И с тем в конюшню рванул, дверью зло хлопнул. Поговорили, называется...
Вечером я рассказал Ромодину про мою неудавшуюся беседу с Газибаном. «Зверок», – сказал он, по-северному отвердив произношение, поменяв «ё» на «о»... «Зверок, и больше ничего... Я же говорил – порча внутри. Какой с него спрос?... Ты не лезь к нему больше».
Я потом понял, что в этом ромодинском «зверок» не было ни капли осуждения, обличительного приговора. Была одна спокойная и сожалеющая констатация... Так на Руси сыздавна жалеют тех, кто непоправимо, от рождения обделен в чем-то важном, невосполнимом. Просто жалеют, и на этом – край, конец, потому что помочь тут ничем нельзя.
Много лет прошло... Многое вокруг изменилось, я и сам, наверное, стал во многом иным, но все эти годы часто возвращается ко мне армейская моя пора и крепко помнятся те простые, необходимые, как хлеб, вещи и понятия, что открылись мне там... Когда закипают вокруг шибко ученые и абсолютно схоластические, полагаю, споры о «модели личности», «личностном императиве и кодексе поведения», о «праве и выборе», я почему-то тут же, незамедлительно вспоминаю Ромодина и Газибана. Вспоминаю – и все сразу встает на свои места, никаких комментариев и пояснений более не требуется. Ключ – вот он, в руке...
Радиола действительно играла каждый вечер. Часов в семь-восемь ее выставляла в окно своего второго этажа Валька-Балда, длинная и нескладная, худая девица с тяжелой челюстью. Было что-то придурковатое в выражении ее словно навек удивленных, чуть навыкате глаз. Нам, подросткам, она казалась глубокой старухой – ей было тогда, думаю, уже хорошо за двадцать. Ухажеров у нее сроду не водилось, никто никогда Вальку не провожал, не стоял с ней у подъезда, и напрасно Балда отчаянно модничала, носила дорогие вещи – все они сидели на ней, как на вешалке. Ее, некрасивую, было, в общем-то, жаль, но облик неотвратимо брал свое, и Вальку за все – за нескладность, худобу и полное отсутствие женственности обидно нарекли «Балдой».

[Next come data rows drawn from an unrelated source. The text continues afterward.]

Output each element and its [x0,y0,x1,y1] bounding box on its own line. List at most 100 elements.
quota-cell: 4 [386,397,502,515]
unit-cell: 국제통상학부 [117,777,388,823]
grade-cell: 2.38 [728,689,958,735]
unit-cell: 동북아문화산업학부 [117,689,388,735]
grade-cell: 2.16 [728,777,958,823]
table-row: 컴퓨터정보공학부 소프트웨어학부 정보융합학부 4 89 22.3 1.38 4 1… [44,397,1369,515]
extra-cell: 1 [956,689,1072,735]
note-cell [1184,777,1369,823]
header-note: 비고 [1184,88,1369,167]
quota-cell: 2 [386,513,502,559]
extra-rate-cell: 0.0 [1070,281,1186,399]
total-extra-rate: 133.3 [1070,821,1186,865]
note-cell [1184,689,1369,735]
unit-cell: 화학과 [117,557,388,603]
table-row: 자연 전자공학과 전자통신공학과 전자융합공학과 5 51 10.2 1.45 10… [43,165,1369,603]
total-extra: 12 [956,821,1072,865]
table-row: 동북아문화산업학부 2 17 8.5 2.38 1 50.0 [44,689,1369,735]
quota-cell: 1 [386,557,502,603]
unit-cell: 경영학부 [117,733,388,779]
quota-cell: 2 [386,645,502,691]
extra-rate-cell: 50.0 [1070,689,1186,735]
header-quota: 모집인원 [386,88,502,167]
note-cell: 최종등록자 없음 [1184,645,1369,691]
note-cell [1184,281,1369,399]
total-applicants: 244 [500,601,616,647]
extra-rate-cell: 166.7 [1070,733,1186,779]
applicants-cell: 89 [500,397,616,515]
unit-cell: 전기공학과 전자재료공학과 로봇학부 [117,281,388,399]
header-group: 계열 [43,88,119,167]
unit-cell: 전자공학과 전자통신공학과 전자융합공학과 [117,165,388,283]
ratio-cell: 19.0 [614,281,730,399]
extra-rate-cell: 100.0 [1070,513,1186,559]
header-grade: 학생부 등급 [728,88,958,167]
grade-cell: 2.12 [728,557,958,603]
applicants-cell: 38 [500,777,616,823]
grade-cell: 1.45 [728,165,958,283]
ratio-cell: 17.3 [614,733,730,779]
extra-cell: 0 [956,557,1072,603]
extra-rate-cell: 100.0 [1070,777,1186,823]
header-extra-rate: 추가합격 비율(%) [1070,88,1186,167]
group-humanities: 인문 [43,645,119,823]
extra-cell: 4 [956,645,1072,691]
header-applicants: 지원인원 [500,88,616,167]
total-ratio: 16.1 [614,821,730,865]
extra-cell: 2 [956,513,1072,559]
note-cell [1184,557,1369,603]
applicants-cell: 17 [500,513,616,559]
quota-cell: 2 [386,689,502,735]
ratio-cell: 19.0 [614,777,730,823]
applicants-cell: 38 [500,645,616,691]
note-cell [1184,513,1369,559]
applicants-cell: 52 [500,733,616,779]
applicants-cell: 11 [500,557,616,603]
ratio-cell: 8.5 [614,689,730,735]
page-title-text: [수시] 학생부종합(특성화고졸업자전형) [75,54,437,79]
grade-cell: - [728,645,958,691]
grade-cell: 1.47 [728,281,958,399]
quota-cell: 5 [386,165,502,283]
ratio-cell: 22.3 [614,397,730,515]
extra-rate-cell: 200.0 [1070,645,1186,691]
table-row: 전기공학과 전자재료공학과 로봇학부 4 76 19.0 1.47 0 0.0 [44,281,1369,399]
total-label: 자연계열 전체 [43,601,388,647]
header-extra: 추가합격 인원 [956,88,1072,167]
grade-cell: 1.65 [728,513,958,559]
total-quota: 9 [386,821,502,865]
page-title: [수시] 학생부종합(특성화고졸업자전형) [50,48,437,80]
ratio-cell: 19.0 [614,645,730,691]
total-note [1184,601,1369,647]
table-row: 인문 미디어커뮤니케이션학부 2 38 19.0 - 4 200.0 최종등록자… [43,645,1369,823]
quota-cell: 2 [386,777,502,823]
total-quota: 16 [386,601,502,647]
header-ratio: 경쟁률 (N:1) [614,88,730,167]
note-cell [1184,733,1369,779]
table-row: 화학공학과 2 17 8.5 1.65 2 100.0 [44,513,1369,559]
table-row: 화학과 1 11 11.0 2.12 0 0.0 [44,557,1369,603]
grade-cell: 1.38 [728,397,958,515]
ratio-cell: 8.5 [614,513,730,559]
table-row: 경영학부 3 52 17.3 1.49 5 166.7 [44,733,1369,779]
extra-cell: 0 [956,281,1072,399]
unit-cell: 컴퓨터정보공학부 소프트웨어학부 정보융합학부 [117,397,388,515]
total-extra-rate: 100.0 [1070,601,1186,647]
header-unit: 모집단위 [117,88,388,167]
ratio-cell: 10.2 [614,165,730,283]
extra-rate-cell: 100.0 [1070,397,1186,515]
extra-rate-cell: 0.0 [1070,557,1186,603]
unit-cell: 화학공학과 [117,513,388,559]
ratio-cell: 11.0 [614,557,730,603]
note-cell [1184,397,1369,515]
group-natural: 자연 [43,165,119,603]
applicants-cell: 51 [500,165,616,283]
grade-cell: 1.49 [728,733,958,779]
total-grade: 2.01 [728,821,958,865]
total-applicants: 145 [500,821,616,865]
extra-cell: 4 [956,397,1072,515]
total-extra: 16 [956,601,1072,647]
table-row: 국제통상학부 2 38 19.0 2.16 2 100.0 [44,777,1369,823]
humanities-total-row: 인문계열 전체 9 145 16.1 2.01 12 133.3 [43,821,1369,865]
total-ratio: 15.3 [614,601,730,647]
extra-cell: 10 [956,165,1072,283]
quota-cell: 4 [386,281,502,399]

В кличке этой, убийственной для всякой девушки, был и еще один важный резон. В нашем доме, на пятом этаже жила еще одна Валентина. Та была настоящей красавицей – высокая, стройная, со смугло-матовым цветом лица и огромными черно-бархатными глазами в густой тени ресниц. У нее была потрясающая походка – точно стебель гибко колыхался под ветром. Когда она выходила из подъезда и не спеша шла по нашему Зубовскому бульвару, все проходившие мимо мужики столбенели на миг и, выворачивая шеи, долго смотрели ей вслед.
Валентина с пятого была горда, молчалива и неприступна. С нами, мелюзгой для нее, – ей было лет восемнадцать-девятнадцать – она презрительно не общалась, в упор не видела и ни с кем никогда не сказала и двух слов. Даже на веселое, доброжелательное «Привет, Валя!» – не откликнулась ни разу. За это ее не любили, но красоте, явной, несомненной, молчаливо отдавали должное, и когда у нее появился кавалер, молоденький лейтенантик из Фрунзенской военной академии, во дворе восприняли это как закономерную неизбежность Еще бы – у такой-то красавицы и чтобы ухажера не было!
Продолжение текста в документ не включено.